One of the most long-standing and potent charges against pragmatism
from the point of view of political philosophy has been that of acquiescence.
1 Whatever the personal, moral or political commitments of
particular pragmatists, this criticism alleges, pragmatism is vulnerable
to appropriation by whatever social forces are most powerful. This
criticism takes various forms (MacGilvray 2000), but its core can be
fairly simply stated. On the one hand, pragmatism (at least in its
Deweyan version) subsumes theoretical reasoning within practical
reasoning. For the Deweyan account, inquiry is understood as a particular
kind of activity. Like other activities, it is pursued in order to
achieve particular goals. In its course one’s goals may change, new
conceptions of what one is doing emerge and indeed who one is may
emerge, etc. But inquiry should be understood as goal-directed activity,
and successful inquiry as that which allows us to deal with the
environment in better ways. On the other hand, Deweyan pragmatism
is notoriously reticent about setting out ‘final ends’ for the sake of
which this activity takes place (Richardson 1999: 122).
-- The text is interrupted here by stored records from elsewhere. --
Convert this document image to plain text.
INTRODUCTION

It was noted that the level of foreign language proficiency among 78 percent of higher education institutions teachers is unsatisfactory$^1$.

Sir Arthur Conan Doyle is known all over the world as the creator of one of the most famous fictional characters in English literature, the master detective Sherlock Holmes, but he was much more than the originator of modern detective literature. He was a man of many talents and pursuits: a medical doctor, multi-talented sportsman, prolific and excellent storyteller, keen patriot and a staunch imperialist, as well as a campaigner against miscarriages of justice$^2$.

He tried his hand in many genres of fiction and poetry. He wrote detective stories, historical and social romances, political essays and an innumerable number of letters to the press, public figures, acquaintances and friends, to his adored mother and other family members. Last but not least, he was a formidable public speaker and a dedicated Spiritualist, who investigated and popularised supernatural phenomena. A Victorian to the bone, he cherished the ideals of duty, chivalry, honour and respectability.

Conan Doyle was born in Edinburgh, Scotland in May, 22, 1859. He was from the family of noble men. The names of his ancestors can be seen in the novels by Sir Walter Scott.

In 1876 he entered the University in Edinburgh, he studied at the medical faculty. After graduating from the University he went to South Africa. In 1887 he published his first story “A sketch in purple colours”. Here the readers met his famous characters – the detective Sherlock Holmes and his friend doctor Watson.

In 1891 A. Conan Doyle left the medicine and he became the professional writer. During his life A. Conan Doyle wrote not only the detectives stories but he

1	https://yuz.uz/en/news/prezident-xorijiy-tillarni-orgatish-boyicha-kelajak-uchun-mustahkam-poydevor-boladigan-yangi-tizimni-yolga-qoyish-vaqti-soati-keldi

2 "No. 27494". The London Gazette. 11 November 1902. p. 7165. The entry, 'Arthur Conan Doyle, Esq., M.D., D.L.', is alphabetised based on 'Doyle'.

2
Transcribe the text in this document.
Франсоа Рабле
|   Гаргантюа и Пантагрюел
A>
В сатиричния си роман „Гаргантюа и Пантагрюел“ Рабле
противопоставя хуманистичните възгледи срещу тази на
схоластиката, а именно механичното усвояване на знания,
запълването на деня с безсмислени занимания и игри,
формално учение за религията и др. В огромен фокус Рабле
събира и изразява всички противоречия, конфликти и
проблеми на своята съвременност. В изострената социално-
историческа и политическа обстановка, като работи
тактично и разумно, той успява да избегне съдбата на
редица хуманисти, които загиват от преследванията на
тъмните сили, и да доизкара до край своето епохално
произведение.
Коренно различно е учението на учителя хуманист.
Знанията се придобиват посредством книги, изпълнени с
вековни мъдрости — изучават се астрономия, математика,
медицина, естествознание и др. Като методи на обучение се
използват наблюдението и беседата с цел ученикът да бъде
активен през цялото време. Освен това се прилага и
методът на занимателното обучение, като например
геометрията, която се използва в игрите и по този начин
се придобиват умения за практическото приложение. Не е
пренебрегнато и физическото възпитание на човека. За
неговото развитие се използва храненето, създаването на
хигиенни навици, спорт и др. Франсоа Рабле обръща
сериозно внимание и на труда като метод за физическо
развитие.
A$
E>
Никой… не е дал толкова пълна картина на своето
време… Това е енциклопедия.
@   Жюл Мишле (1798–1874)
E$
Inquiry is
then viewed as instrumental and goal-directed, but the goals to which
it is or should be directed are left out of the picture of practical reasoning.
Accordingly, social consensus or power rushes to fill the vacuum.
The dilemma that this position presents for the pragmatist, then,
is that either she abandons the aspiration to say something critical
about existing social and political arrangements or she abandons the
pragmatist view of inquiry: she cannot have both.